On October 16, 2017 a member of the public found a USB memory stick which had been lost by a HAL employee. The stick, which contained 76 folders and over 1,000 files, was not encrypted or password protected. The member of the public viewed the material it contained at a local library. 

Although the amount of personal and sensitive personal data held on the stick comprised a small amount of the total files, of particular concern was a training video which exposed ten individuals’ details including names, dates of birth, passport numbers, and the details of up to 50 HAL aviation security personnel.

The stick was passed to a national newspaper which took copies of the data before giving the stick back to HAL.

ICO director of investigations Steve Eckersley said: “Data Protection should have been high on Heathrow’s agenda. But our investigation found a catalogue of shortcomings in corporate standards, training and vision that indicated otherwise.

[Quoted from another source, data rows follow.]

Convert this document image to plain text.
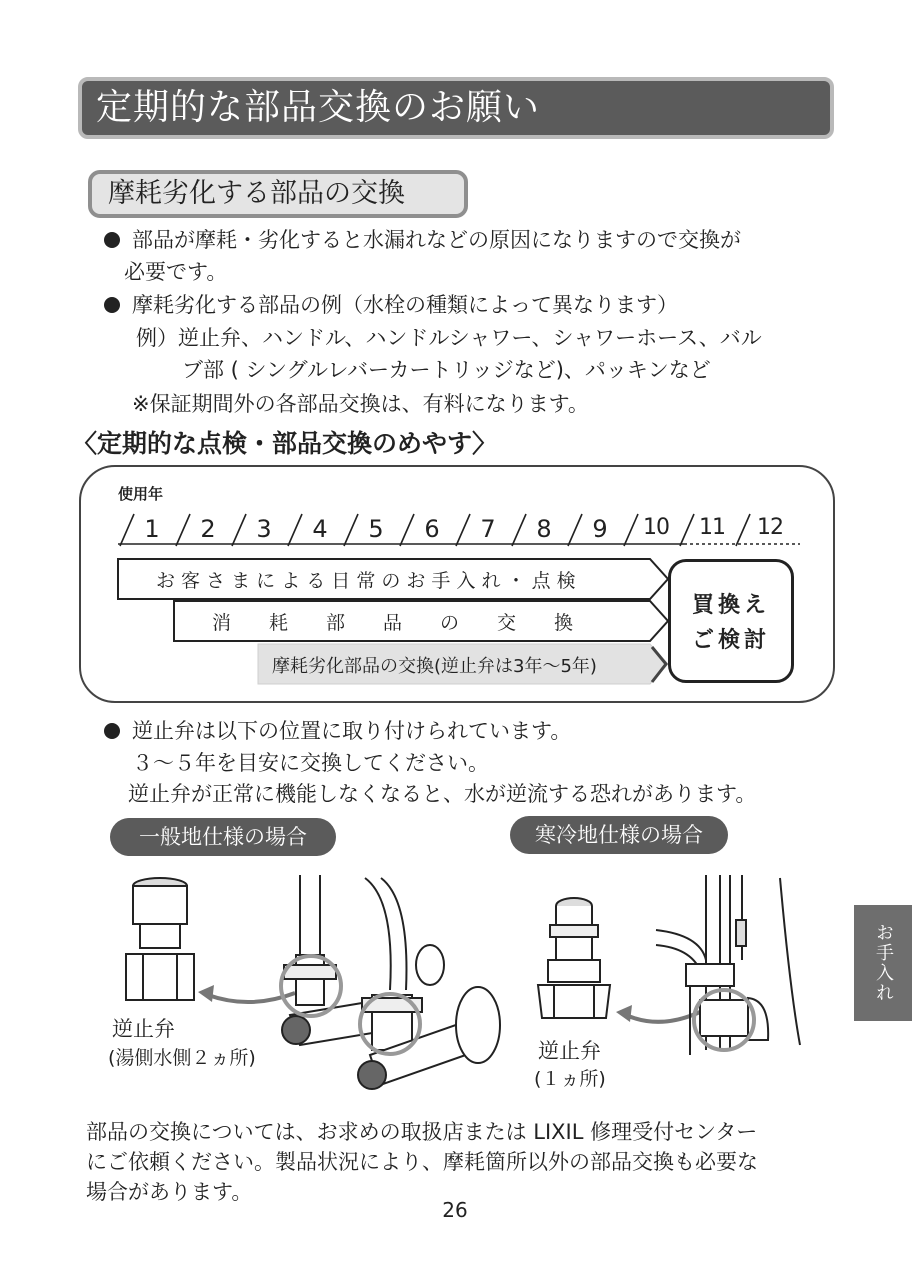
定期的な部品交換のお願い
摩耗劣化する部品の交換
部品が摩耗・劣化すると水漏れなどの原因になりますので交換が
必要です。
摩耗劣化する部品の例（水栓の種類によって異なります）
例）逆止弁、ハンドル、ハンドルシャワー、シャワーホース、バル
ブ部 ( シングルレバーカートリッジなど)、パッキンなど
※保証期間外の各部品交換は、有料になります。
〈定期的な点検・部品交換のめやす〉
使用年
1	2	3	4	5	6	7	8	9	10 11 12
お 客 さ ま に よ る 日 常 の お 手 入 れ ・ 点 検
消　　耗　　部　　品　　の　　交　　換
摩耗劣化部品の交換(逆止弁は3年〜5年)
買換え
ご検討
逆止弁は以下の位置に取り付けられています。
３〜５年を目安に交換してください。
逆止弁が正常に機能しなくなると、水が逆流する恐れがあります。
一般地仕様の場合	寒冷地仕様の場合
逆止弁
(湯側水側２ヵ所)	逆止弁
(１ヵ所)
部品の交換については、お求めの取扱店または LIXIL 修理受付センター
にご依頼ください。製品状況により、摩耗箇所以外の部品交換も必要な
場合があります。
お手入れ
26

“Data protection is a boardroom issue and it is imperative that businesses have the policies, procedures and training in place to minimise any vulnerabilities of the personal information that has been entrusted to them.”

The ICO investigation found that only two per cent of the 6,500-strong workforce had been trained in data protection.

Other concerns noted during the investigation included the widespread use of removable media in contravention of HAL’s own policies and guidance and ineffective controls preventing personal data from being downloaded onto unauthorised or unencrypted media.

HAL carried out a number of remedial actions once it was informed of the breach including reporting the matter to the police, acting to contain the incident and engaging a third party specialist to monitor the internet and dark web.

The case was dealt with under the provisions and maximum penalties of the Data Protection Act 1998, and not the 2018 Act which has replaced it, because of the date of the breach.